Another post today to celebrate another small milestone. One of the things I always wanted to be able to do when heavier was to wear that tank/t-shirt and jeans combo and look half way decent. Today I decided to wear my new size 12 jeans and while deciding on a top I yanked out a tank and popped it on, pleased with the effect I later topped it with a short sleeved cardy and out I went!
It's been quite important for me to take photos along this journey, it's only recently that the picture in my head of how I look is starting to match how I actually look in photos. This has been quite out of sync for some time.
I look forward to getting more involved with weights as I feel the need to really get some areas much more toned! ;)
I also have suspected that my bra size was changing, and so I went and tried on a couple of smaller sizes and low and behold my suspicions were correct! So I picked up a couple more sports bras in the smaller sizes, because it's important to keep the girls in tight when running and the like! hehehehehe
In April 2009 I found myself on the edge of a cliff, metaphorically that is. Since I was a teenager I'd struggled with my weight, I'd tried diet after diet and most of them were quite successful, for a while, I'd lose 7 - 14 kg's and then I'd go "OFF" my diet and regain the weight plus a few extra kg's to boot.

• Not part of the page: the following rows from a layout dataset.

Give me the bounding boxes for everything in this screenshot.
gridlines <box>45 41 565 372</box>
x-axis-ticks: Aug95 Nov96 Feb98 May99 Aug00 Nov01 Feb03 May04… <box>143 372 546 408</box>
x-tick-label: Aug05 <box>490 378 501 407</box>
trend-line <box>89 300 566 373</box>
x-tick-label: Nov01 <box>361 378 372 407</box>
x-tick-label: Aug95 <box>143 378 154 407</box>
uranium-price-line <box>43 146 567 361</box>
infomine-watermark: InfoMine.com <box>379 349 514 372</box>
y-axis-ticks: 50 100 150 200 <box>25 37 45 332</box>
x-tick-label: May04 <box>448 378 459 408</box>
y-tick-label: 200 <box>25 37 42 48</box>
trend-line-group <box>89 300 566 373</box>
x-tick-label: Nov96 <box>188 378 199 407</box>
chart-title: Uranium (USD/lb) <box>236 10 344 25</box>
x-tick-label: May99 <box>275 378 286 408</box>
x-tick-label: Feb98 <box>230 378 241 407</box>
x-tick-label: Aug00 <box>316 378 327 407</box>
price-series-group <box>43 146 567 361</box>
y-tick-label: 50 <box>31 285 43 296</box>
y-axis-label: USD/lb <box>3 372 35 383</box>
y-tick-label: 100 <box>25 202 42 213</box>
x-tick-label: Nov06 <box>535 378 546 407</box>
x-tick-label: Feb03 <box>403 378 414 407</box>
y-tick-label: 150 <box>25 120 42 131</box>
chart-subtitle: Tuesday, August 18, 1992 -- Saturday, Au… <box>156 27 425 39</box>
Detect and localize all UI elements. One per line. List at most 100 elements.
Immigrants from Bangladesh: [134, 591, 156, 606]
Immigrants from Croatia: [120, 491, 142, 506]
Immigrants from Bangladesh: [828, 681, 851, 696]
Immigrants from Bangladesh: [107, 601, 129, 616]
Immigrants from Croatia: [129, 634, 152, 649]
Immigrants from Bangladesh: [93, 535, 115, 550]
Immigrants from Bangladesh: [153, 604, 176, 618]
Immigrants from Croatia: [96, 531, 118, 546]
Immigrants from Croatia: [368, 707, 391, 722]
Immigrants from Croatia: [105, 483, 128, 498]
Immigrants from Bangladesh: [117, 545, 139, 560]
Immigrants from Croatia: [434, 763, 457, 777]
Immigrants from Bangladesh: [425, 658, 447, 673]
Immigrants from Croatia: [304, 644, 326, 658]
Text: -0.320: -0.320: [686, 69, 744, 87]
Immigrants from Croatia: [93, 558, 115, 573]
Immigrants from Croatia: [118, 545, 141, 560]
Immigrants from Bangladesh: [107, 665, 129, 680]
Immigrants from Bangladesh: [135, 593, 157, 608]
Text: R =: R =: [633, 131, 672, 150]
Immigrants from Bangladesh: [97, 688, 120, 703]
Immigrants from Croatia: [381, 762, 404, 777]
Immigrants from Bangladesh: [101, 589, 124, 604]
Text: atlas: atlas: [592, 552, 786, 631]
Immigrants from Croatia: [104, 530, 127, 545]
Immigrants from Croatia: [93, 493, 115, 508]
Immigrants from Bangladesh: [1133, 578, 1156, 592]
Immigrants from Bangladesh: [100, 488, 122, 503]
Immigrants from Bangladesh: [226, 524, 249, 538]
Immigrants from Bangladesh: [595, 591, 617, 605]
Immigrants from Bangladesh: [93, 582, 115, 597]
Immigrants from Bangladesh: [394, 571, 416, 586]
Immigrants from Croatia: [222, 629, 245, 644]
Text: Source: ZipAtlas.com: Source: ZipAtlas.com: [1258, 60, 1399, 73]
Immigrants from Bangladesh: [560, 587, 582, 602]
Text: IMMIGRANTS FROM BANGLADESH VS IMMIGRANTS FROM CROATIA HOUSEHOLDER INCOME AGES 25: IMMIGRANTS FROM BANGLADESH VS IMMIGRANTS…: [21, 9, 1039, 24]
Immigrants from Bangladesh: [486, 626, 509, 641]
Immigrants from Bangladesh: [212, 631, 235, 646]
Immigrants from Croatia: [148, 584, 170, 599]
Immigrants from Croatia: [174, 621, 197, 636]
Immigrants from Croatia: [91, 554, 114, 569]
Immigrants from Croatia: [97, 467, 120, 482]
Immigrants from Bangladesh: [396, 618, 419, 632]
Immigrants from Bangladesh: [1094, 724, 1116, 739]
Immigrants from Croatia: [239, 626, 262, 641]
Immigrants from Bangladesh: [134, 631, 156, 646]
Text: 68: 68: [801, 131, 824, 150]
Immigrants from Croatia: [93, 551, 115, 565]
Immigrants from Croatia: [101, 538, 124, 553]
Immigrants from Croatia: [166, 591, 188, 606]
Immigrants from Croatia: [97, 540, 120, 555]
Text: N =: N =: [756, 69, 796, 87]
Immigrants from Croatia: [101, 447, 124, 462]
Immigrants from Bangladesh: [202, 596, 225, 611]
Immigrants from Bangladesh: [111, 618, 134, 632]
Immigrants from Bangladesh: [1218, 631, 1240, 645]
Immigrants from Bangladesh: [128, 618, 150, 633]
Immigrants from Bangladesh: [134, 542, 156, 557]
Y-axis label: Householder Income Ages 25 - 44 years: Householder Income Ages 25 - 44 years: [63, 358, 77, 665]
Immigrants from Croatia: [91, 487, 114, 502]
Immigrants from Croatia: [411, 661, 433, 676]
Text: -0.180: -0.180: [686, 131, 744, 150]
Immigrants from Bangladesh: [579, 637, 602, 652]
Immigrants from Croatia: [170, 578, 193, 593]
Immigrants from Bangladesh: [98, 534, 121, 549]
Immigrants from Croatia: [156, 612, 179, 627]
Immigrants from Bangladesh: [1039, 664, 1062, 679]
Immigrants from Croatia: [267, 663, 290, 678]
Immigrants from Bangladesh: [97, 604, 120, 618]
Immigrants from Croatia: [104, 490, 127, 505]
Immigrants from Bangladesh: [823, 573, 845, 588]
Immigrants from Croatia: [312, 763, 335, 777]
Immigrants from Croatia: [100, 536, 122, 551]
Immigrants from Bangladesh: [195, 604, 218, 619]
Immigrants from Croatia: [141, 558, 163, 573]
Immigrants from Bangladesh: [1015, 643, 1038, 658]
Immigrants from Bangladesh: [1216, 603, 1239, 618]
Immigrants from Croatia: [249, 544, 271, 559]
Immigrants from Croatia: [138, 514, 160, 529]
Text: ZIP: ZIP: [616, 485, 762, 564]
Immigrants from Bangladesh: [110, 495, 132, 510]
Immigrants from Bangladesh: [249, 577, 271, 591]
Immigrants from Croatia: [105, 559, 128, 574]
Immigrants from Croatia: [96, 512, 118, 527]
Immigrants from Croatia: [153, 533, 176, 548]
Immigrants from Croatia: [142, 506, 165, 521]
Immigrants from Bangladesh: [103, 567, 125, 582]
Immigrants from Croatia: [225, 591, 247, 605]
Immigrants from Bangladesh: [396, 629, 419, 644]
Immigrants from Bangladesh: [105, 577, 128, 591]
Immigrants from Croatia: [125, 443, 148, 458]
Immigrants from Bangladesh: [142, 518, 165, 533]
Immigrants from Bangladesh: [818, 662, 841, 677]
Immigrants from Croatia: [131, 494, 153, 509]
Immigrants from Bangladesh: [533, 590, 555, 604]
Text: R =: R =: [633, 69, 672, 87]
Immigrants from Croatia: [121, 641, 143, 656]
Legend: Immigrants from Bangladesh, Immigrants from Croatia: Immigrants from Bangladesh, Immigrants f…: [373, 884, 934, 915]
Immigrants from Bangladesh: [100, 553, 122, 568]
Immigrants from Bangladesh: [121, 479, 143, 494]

At 130kg's I was classed Morbidly Obese, at 5' 9" I no longer carried my weight well as I'd been told many a time. I found it difficult to walk up stairs, I was becoming withdrawn, and I was closely pushing out of my size 26 tops and about to move into size 24 pants. I had really pretty much given up on myself I thought this was it for me. I attributed it all to being lazy and considered that was an acceptable excuse.
With family history of diabetes, cancer, high cholesterol and heart disease, I had turned myself into a walking time bomb. Years of yo-yo dieting meant I had some good quality (and some not so good quality) information behind me, I just couldn't bring myself to apply it!
Then one day I woke up and I was tired, so tired, exhausted even, exhausted at the effort it took to be fat. Because despite our belief that it's the easy way, it's not, it's hard work! And I was over it.
I've spent the last almost year, re-educating myself, my eating habits, my exercise habits, my thought habits, and I've taken back control of my life. I've lost almost 36 kg's over a quarter of my body weight and I'm wearing size 16 with some 14's starting to squeeze their way in. I've discovered a love of exercise I didn't know was in me, which has led to the start of some fun runs and an ultimate goal this year of the City to Surf.
There are good and bad times that go with it, someone recently told me I should start a blog so I thought what the heck, you don't need to agree with anything I say, but if I can inspire one other person to take hold of their life and get back to living it, then I'll share my story and my ongoing journey!